Enfin, j'aimerais exposer des arguments prenant en compte une
évaluation extérieure de leur niveau de français
: mes enquêtés ont tous été estimés
de niveau B1 du CECRL par l'association OGA qui offre une formation
linguistique en français et dans laquelle ils prennent des cours depuis
1 an au moins. Ce niveau correspond à un niveau seuil pour un visiteur
en pays étranger et stipule que l'utilisateur est indépendant
dans ses interactions, il possède : « la capacité
à poursuivre une interaction et à obtenir ce que l'on veut dans
des situations différentes [...] la capacité de faire face
habilement aux problèmes de la vie quotidienne » (CECRL, 2001
: 32). Également, je relève que la compréhension des
locuteurs de niveau B1 dépend de la pratique de l'interlocuteur ; je
remarque ainsi que ce texte stipule que l'interlocuteur est censé
utiliser un langage clair et standard :
« Peut comprendre les points essentiels quand un
langage clair et standard est utilisé [...] Peut
produire un discours simple et cohérent [...]

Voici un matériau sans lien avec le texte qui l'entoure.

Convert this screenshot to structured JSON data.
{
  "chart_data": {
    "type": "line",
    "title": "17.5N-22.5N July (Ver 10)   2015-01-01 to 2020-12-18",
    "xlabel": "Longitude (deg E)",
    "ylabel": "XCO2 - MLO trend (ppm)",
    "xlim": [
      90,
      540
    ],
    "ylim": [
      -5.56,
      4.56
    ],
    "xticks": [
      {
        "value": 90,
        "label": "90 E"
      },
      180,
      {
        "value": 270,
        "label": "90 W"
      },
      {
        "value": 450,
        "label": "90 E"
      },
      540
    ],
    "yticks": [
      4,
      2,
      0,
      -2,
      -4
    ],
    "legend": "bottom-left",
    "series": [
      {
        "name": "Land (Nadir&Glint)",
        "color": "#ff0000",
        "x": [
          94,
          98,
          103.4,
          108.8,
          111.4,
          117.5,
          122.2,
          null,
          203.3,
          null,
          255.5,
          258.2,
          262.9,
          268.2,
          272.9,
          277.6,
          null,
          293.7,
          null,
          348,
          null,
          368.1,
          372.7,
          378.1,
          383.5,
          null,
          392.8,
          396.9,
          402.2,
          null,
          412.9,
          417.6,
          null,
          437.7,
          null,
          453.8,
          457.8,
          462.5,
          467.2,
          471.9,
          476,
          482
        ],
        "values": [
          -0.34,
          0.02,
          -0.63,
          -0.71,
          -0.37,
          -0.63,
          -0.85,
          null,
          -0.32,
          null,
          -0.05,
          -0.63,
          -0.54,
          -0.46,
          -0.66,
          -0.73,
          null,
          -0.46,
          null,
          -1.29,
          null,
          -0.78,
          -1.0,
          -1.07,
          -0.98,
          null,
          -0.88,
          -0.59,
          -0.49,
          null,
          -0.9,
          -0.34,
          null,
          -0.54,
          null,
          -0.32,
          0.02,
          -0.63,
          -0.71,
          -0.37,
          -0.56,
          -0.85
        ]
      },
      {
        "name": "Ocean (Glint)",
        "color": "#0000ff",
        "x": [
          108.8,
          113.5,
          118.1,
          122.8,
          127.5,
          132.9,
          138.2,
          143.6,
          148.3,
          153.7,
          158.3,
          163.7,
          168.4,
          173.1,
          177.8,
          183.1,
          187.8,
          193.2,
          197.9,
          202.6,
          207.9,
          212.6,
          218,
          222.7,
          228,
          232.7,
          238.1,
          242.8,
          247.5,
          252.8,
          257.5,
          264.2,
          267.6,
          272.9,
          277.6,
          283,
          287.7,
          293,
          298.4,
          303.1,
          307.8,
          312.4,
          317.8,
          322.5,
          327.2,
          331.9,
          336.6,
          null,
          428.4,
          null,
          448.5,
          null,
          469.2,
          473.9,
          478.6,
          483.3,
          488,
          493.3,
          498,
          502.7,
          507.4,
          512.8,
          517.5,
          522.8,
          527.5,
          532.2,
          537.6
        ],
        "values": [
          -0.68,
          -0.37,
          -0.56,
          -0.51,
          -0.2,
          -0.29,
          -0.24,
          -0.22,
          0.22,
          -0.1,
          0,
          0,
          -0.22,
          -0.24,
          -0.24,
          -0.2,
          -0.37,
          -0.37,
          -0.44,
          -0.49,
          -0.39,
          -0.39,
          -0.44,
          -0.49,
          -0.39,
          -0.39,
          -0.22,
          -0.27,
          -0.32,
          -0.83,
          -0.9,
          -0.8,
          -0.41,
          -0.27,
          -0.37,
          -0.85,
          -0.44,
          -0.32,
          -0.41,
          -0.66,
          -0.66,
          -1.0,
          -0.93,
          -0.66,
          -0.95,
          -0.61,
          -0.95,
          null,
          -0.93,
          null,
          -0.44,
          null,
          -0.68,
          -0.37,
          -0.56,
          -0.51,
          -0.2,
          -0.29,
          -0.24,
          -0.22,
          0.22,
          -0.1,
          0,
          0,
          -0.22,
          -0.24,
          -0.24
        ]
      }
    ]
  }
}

décrire un espoir ou un but et exposer brièvement des
raisons ou explications pour un projet ou une
idée (CECRL, 2001 : 25)
Ces propos me laissent supposer que les personnes ayant
interagi avec mes enquêtés ne parlent peut-être pas un
français standard. C'est ce qui m'amène à insister sur la
présence d'un phénomène diglossique en France entre un
français standard et un français qui l'est moins, correspondant
à celui que l'on retrouve dans les administrations et autres instances
où norme et autorité se côtoient.
Un dernier critère officiel que j'aimerais traiter est
le statut de mes enquêtés. L'ensemble des
enquêtés ci-dessus, à l'exception de R46,
dispose d'un titre officiel de séjour en France : carte
nationale d'identité française, carte de séjour et
exceptionnellement une enquêtée ayant le statut de demandeur
d'asile. En ce qui concerne R46, l'obtention de la carte de
séjour est soumis : « à la connaissance de la
langue française dans le cadre de la signature du contrat
d'intégration républicaine (CIR) » (Ministère de
l'Intérieur, 2016). De plus, ce titre est soumis à des formations
linguistiques entre 50 et 200 heures afin de progresser vers le niveau A1
où le locuteur « Peut communiquer de façon
simple si l'interlocuteur parle lentement et distinctement et se
montre coopératif » (CECRL, 2001 : 25).
82
En ce qui concerne l'acquisition de la carte nationale
d'identité française, mes 2 enquêtés l'ayant obtenu
ont dû justifier d'un niveau de connaissance du français
correspondant au B1 :
« Le niveau requis est le niveau B1
du cadre européen commun de référence pour les
langues (CERL). Il correspond au niveau d'un élève en fin de
scolarité obligatoire apte à écouter,
prendre part à une conversation et à
s'exprimer oralement en continu.Il s'agit de maîtriser
le langage nécessaire à la vie quotidienne et aux situations de
la vie courante » (Direction de l'information légale
et administrative (Premier ministre), 2017).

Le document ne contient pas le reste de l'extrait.